A closer look at one of the gaming desks on the stage of the new Butler Esports Park. Photo by Lauren Hough.
MATTHEW CRANE | SPORTS CO-EDITOR | email@example.com
Almost a year after construction began, the new Butler Esports Park will open today to students and faculty. This multimillion-dollar project will finally be able to host classes, varsity and club competitions and provide a space for students and community members to gather whether it is at the cafe or for a live broadcasted event.
Butler Esports launched in 2017, but today will feel like a rebirth of the program. The new space aids in the advancement of the Butler Esports model.
The model follows the three C’s of community, curriculum and competition. With classes taking place in the Park, students can experience firsthand how esports plays into the curriculum.
Nathan Duke, manager of esports programs and facility operations, has been with Butler Esports since he was hired in November of 2021 and helped co-teach an esports class last semester.
“Obviously being a university, we want to make sure that we’re educating and preparing people for the future ahead,” Duke said. “Esports is a big part of that future ahead and being able to use this space to get students the hands-on practical experience, whether it’s event technologies or any of the skilled trades that are picked up within our esports minor, [is] very beneficial.”
The advanced production capabilities in the Park provide students with a unique opportunity for hands-on learning in a state of the art facility.
“We can elevate our varsity productions to an ESPN-like level,” Duke said. “The ability to come in and pivot on a dime and have students doing broadcast graphics, directing, working reception, being a space attendant [and] learning how to troubleshoot technical problems.
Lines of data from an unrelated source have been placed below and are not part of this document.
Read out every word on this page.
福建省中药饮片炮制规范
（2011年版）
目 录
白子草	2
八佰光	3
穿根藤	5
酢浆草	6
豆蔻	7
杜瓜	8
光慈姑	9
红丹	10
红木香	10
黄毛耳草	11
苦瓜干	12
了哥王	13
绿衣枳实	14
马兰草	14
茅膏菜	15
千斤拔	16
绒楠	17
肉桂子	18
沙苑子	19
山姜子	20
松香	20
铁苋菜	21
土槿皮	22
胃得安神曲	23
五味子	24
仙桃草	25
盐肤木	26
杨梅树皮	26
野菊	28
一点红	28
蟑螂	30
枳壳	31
We’re going to be expanding a lot and our net to be able to cover what the program is capable of will just keep growing.”
Many universities are now offering esports with 175 universities having teams at the varsity level and because of this spike in demand, Butler decided to add an esports minor to the College of Communication curriculum in 2021. The first student to graduate with the minor graduated in spring 2022.
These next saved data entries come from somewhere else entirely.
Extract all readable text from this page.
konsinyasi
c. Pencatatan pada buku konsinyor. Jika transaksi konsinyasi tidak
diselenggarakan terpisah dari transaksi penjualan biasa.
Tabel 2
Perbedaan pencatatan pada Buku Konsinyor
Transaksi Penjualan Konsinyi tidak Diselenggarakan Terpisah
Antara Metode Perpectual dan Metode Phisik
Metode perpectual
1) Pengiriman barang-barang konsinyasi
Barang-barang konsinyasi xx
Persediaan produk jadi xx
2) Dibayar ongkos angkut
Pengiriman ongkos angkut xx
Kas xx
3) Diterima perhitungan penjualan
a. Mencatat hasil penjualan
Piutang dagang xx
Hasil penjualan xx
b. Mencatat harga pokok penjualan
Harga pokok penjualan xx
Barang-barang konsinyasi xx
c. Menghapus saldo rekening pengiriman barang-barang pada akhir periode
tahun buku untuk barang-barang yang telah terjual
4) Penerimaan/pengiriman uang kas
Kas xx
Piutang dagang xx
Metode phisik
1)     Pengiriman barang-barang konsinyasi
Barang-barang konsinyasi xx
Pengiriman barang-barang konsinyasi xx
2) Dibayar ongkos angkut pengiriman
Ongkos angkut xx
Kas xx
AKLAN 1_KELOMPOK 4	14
With the curriculum aspect factored in, many people wonder if competition is as strong of a focus and what the importance of winning is to the program.
Junior marketing major Matthew Hafele is the vice president of content for Butler Esports and an officer for Butler’s club esports team where competition is key.
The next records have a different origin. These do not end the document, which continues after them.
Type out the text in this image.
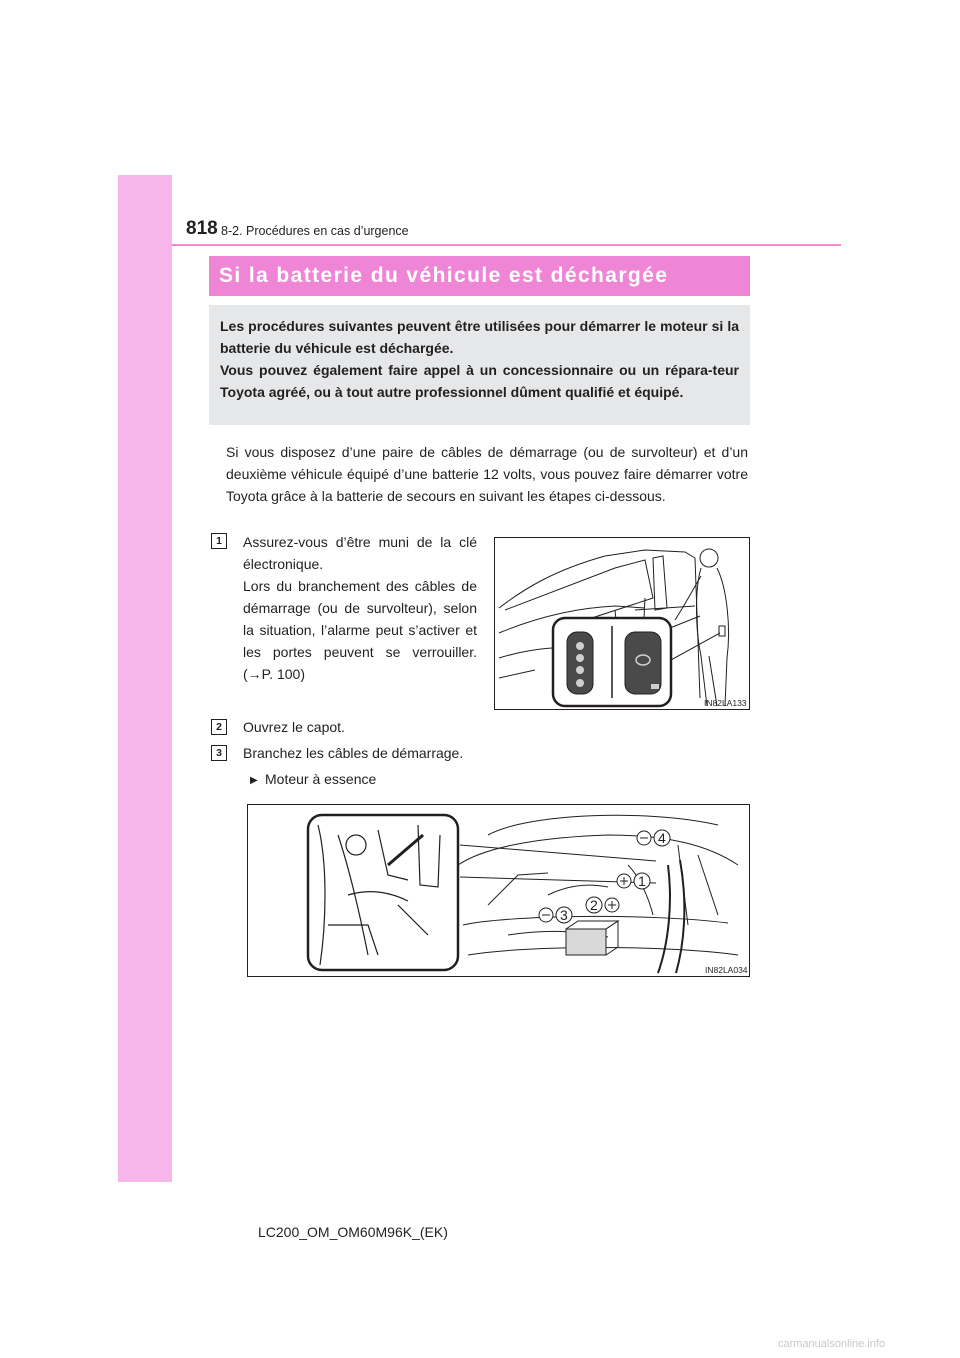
818 8-2. Procédures en cas d’urgence
Si la batterie du véhicule est déchargée

Les procédures suivantes peuvent être utilisées pour démarrer le moteur si la batterie du véhicule est déchargée.

Vous pouvez également faire appel à un concessionnaire ou un répara-teur Toyota agréé, ou à tout autre professionnel dûment qualifié et équipé.

Si vous disposez d’une paire de câbles de démarrage (ou de survolteur) et d’un deuxième véhicule équipé d’une batterie 12 volts, vous pouvez faire démarrer votre Toyota grâce à la batterie de secours en suivant les étapes ci-dessous.

1	Assurez-vous d’être muni de la clé électronique.
Lors du branchement des câbles de démarrage (ou de survolteur), selon la situation, l’alarme peut s’activer et les portes peuvent se verrouiller. (→P. 100)
IN82LA133
2	Ouvrez le capot.

3	Branchez les câbles de démarrage.

▶ Moteur à essence
4
1
2
3
IN82LA034
LC200_OM_OM60M96K_(EK)
carmanualsonline.info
“Competition is one of the main pillars of Butler Esports,“ Hafele said. “Although we exist on a casual level and strive to be open to anyone and everyone in the community, at the end of the day our teams want to win tournaments and leagues just like any other competitive sports team.”
This desire for competition helped lead Hafele to the position he is in today.
“For me personally, I played baseball for 15 years and when coming to college sought other avenues to express that competitive passion,” Hafele said. “I have always enjoyed gaming and as a result, I naturally gravitated towards Butler Esports.”
The competitive nature of the teams has helped build a community of gaming for Butler students and will also help fit the needs of the local community.
Butler Esports coordinator Megan Danaher was hired in August and is looking forward to working on the community engagement side of the program.
“Community is super important when it comes to gaming and esports,” Danaher said. “Traditionally, a lot of gamers have been very antisocial in a way. But providing the opportunity for students to be able to come together and enjoy things they love is something that is huge.”
Danaher explained that the opening of the Park and its location in the heart of Indianapolis is a great way for the local community to get out and try things they have never seen or been involved in before. She also mentioned the importance of the space for kids.
“When I was younger I would have loved to have a space like this, “Danaher said. “I would have been able to play on software that could handle the kind of games I wanted to play. I also wanted to be able to meet people who are just like me. This is a way to give back to the community.”
The Park will open to the public on Oct. 21 and people will be able to watch gameplay on big screens or play a variety of games themselves.
Butler Esports has held community activities throughout its history including hosting kids from the MLK Center this summer. They are looking to continue with partnerships and events such as workshops that can provide benefits to the community.
With the esports industry expanding all around the world, Butler aims to become a model for collegiate esports. The opening of the Park is a step closer to placing Butler Esports among the most renowned programs.